S8 design flaw is fixed
The new handset is remarkably similar to the older model, but some small changes differentiate the two. Although many hoped it would become an in-screen function, reviewers remarked that the re-positioning of the fingerprint scanner to below the camera was still a welcome improvement.
“Last year's model made you stretch your finger awkwardly to hit the fingerprint target. No more,” said Jessica Dolcourt from CNET.
Although an unsatisfied Max Parker from TrustedReviews.com adds: “The scanner’s surface still feels a tad on the small side.”
The speakers have also been upgraded in the S9. They now produce stereo sound and are 40% louder than those on the S8, according to Samsung.
“It sounds great, with a relatively good spacial audio effect,” says McCann.
‘World-first’ camera technology
With every passing year, smartphones are getting better at rivalling digital cameras and the S9 is no exception.
The smartphone has become the world’s first – excluding the China-only W2018 flip-phone – to feature two adjustable apertures: from a bright f/1.5 to a smaller f/2.4.
“The results … are phenomenal,” writes Matthew Reynolds for Wired, adding: “Samsung’s nifty use of dual apertures might have finally made it possible to take decent photos in dark conditions.”
The S9's low-light performance has been improved further by a claimed 30% reduction in noise, and reviewers noted the addition of a slow-motion recording option, which can capture up to 960 frames per second at 720p resolution.
“The resulting clip looked crisp and detailed,” says Reynolds, who watched Samsung demonstrate the feature in Barcelona. Meanwhile, Endgadget’s Cherlynn Low is more critical.
“During our preview, this feature behaved erratically,” she writes.
“It worked well when the subject was perfectly still before something moved into the frame, but most other times, it didn't use slo-mo when you'd expect.”
New and upgraded features to rival the iPhone
With Apple’s Animoji in mind, Samsung has launched AR Emoji, a feature which lets users create customised 3D avatars using selfies.
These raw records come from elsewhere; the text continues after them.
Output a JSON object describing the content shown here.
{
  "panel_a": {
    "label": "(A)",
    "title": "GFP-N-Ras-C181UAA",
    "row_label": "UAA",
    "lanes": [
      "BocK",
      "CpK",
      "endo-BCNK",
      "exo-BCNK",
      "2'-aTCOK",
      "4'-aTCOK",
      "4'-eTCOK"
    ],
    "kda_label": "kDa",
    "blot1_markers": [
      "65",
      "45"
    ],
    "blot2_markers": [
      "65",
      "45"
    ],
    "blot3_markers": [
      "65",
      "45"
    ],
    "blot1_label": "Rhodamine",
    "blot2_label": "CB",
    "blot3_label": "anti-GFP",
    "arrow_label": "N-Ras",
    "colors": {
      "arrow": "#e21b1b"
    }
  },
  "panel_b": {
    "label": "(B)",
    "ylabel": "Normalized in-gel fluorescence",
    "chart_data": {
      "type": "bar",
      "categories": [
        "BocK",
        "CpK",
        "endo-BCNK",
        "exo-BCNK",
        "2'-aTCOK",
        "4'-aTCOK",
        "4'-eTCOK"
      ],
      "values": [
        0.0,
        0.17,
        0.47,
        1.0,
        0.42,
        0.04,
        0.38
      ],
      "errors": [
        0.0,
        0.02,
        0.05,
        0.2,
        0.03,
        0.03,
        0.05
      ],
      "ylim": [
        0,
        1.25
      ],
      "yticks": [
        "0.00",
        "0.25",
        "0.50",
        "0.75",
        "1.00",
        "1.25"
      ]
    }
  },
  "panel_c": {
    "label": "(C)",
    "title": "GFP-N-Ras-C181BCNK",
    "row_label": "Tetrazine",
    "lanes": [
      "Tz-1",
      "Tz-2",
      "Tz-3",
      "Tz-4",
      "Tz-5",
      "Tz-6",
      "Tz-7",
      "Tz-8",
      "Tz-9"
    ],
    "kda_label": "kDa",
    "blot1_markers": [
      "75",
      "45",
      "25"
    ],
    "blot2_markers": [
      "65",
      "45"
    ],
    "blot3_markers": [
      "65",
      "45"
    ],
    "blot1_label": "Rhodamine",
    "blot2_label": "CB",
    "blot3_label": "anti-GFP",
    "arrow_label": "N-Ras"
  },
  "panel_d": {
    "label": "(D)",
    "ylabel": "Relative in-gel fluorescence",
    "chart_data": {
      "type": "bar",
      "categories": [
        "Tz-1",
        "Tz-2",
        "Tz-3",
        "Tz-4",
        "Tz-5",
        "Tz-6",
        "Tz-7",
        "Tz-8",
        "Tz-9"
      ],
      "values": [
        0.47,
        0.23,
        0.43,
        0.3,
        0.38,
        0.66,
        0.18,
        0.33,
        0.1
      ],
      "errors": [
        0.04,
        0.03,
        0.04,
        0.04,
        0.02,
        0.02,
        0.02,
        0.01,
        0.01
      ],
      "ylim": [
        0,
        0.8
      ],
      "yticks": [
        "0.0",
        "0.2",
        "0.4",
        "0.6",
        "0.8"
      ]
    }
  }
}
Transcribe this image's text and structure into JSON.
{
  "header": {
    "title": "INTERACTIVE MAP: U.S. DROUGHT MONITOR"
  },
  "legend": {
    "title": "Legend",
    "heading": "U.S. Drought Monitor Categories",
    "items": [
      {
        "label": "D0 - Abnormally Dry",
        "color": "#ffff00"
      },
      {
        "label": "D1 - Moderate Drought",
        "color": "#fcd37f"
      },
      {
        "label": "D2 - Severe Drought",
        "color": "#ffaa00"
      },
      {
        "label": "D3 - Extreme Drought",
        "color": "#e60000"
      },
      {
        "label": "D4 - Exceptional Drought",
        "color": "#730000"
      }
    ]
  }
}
The avatars can then be used to make expressive stickers for messaging apps, or be used as a placeholder for video messages.
Its reception among critics has been lukewarm at best.
“The experience was definitely sub-par,” says Dolcourt.
She adds: “AR Emoji need to be much more nuanced to feel like ‘you’, and they need to track your smile. The avatars didn't match our skin and hair tones, and were unable to naturally smile when we did. Creepy.”
Piling on the scepticism is Techradar’s McCann, who writes: “The quality of the likeness varies quite a lot, and you may question if the character on screen is really based on you.”
Samsung’s virtual assistant Bixby also boasts some innovative new features in the S9. It can be used to count calories when the camera is pointed towards various foodstuffs. An estimated figure is then fed and logged into the Samsung Health app. Another addition is the live translation function which can translate signs and notices in seconds while connected to the internet — but with variable accuracy.
Brian Heater from Techcrunch reports: “The translations aren’t great — as evidenced by the 'You’re welcome feed the animals do not' — and the text looks a bit like it was cut out of a newspaper for a ransom letter, but it’s an impressive and useful tool nonetheless.”